The exhibit also illustrates how the Internet is making high-brow cultural institutions more accessible to a mainstream audience. “Curators aren’t these godlike creatures,” Mr. Bolton says.
The Costume Institute’s democratic approach to criticism surprises some industry experts. “What is astonishing to me is that the fashion industry is allowing these people to become important,” says David Wolfe, creative director at the Doneger Group, a New York retail consultancy.
Here is the person who does not understand how the new media works.
The fashion industry can neither “allow” nor nor not allow the fashion bloggers to become important. It is not within their ability to restrict us from writing what we think about various things. Nor is it within their power to keep many of us from becoming popular voices about matters sartorial. And if we become popular voices, then they, the fashion nabobs, must pay attention to us and our readers, for if they do not, they risk alienating their market.

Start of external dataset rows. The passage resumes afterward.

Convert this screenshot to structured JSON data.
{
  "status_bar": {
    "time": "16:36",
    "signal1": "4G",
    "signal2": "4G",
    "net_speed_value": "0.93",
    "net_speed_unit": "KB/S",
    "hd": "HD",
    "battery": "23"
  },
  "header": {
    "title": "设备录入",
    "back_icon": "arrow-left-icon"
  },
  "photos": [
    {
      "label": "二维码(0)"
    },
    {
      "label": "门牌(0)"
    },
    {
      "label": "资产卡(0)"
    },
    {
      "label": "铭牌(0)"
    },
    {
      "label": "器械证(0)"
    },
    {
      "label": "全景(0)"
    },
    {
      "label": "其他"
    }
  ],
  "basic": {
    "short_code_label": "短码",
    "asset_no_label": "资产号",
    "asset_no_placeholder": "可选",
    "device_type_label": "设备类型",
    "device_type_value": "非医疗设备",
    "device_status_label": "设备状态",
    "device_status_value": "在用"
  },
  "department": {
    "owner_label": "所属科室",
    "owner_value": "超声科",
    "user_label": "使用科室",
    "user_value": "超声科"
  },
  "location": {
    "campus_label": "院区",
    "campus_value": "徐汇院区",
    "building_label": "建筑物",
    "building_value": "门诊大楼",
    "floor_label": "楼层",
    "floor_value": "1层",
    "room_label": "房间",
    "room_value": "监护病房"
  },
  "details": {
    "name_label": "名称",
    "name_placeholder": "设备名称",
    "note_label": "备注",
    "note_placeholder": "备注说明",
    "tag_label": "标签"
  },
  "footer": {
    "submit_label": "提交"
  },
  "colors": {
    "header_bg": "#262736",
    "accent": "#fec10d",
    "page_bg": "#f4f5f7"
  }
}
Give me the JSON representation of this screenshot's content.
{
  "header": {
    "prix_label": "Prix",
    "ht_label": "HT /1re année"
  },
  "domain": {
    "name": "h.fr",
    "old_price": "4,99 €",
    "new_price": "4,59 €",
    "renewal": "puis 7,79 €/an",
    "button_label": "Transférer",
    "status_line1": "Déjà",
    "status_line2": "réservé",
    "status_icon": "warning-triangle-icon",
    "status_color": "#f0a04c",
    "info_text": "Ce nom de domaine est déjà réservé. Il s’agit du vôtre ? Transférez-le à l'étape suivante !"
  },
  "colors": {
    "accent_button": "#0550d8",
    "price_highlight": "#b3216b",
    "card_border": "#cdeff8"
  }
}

Thus the importance of the fashion bloggers is entirely dependent upon whether or not they are being read, and has very little to do with the acceptance or non-acceptance of the fashion industry.
The good news, however, is that there are many in the fashion world who understand what is going on.
But some designers find it refreshing. “Fashion is supposed to be this exclusive world that nobody has access to,” says Hussein Chalayan, who uses elements of technology in his designs, such as a remote-control-powered dress in the show. But the Internet is changing that perception. “At the end of the day when you have a critic write about your work, it is just one person who is supposed to be an expert,” he says. “Why is this taken more seriously [than a blogger]?”
For designers, bloggers also represent a useful tool for market research and brand promotion. Shoe designer Manolo Blahnik, who sponsored the Met’s exhibition, says he thinks bloggers have been partly responsible for getting a younger generation of consumers excited about his shoes. One popular blogger who calls himself Manolo the Shoe Blogger has built a community of people who treat footwear criticism as if it were a team sport. “I love it,” Mr. Blahnik says.
Did the Maestro Manolo just say that he “loves” the Shoe Blog of the humble shoeblogger?
This is one of the happiest days of the in Manolo the Shoebloggers entire life!! (Although, this is not the first time the Maestro has mentioned the Shoe Blog.)
The fact that Manolo Blahnik, himself, would sponsor the exhibition about the intersection of blogs and fashion says everything we need to know.